Technology will address climate issues
In 1898, government bureaucrats gathered at the first urban planning conference in New York to discuss a very serious problem – the “Great Horse Manure Crisis.”
At the time, city streets around the world were full of horse and buggies transporting people and products all over the place. But those same streets also had a growing problem with horse manure, and in some cases, horse carcases laying on the roads for days at a time. All this culminated in an influx of flies that spread typhoid fever and other diseases.
Urban planners at the New York conference never did solve this problem though. The issue was eventually addressed by technological change as cars replaced the horse and buggy.
Over 100 years later, governments around the world are once again sounding alarm bells, this time about a “climate emergency.” Greenhouse gas emissions are now in the crosshairs of politicians across the political spectrum.
But just as we saw with the “Great Horse Manure Crisis,” it likely won’t be preachy politicians and bureaucrats that address the planet’s emissions, but rather technological change.
Note that society is currently addicted to oil and that doesn’t appear to be changing.

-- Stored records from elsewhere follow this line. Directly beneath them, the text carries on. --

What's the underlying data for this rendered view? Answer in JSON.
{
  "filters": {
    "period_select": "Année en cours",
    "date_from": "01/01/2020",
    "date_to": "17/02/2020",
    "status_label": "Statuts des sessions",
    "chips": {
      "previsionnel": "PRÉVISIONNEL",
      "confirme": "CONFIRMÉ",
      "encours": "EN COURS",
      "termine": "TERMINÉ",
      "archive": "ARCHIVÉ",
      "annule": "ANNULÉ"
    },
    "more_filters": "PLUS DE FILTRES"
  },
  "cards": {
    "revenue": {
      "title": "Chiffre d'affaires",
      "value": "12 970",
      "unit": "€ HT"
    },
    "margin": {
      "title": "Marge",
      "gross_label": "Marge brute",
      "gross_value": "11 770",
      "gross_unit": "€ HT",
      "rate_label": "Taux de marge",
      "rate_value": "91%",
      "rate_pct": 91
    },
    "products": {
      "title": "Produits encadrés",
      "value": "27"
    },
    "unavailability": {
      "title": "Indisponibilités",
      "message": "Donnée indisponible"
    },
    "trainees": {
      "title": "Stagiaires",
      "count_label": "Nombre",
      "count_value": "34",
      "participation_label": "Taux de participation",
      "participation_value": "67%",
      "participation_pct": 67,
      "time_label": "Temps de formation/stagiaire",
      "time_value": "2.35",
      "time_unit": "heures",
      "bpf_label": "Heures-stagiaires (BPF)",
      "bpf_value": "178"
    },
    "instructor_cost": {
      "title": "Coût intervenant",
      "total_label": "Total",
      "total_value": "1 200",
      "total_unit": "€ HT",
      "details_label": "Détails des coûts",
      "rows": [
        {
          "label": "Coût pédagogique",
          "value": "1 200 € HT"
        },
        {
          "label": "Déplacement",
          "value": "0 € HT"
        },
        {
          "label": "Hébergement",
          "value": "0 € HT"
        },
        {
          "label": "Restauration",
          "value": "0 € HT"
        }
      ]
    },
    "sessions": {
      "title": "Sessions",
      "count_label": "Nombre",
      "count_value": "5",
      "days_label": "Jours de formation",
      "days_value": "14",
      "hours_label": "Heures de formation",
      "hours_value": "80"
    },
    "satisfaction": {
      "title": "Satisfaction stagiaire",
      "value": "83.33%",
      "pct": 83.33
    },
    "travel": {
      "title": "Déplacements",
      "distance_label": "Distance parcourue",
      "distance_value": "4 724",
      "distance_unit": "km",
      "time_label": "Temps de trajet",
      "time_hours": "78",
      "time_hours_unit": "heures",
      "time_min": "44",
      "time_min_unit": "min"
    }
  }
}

The United States government just released analysis that estimates global oil and gas usage will increase at least until 2050. Other forecasts show similar growth patterns.
Oil demand is expected to grow not only for transportation purposes, but also for making products that are made with oil: plastics for our cell phones, children’s toys, aspirin, lipstick and bicycle tires to name a few.

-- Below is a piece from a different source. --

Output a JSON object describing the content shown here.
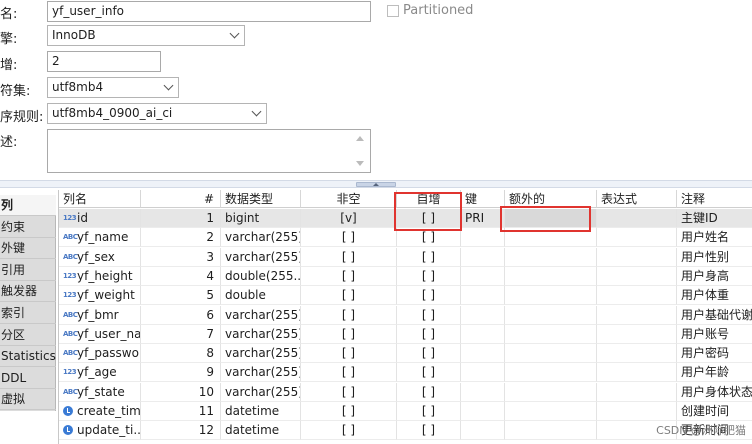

Electric cars are one option to help reduce emissions (provided they don’t receive their power from coal power plants), and they’re starting to put a very small dent mall dent in vehicle sales, but mass adoption is likely quite far off.
What we have seen, however, are several companies coming forward with new technology to reduce emissions. Here are a few great Canadian examples:
Ontario-based Pond Technologies has created a system that diverts carbon dioxide from smokestacks into large tanks that have algae inside. The algae then consume the carbon dioxide that’s pumped into the tanks and multiply. Ultimately, the algae can be processed and used to produce everything from animal feed and nutraceuticals to bioplastics and fertilizer.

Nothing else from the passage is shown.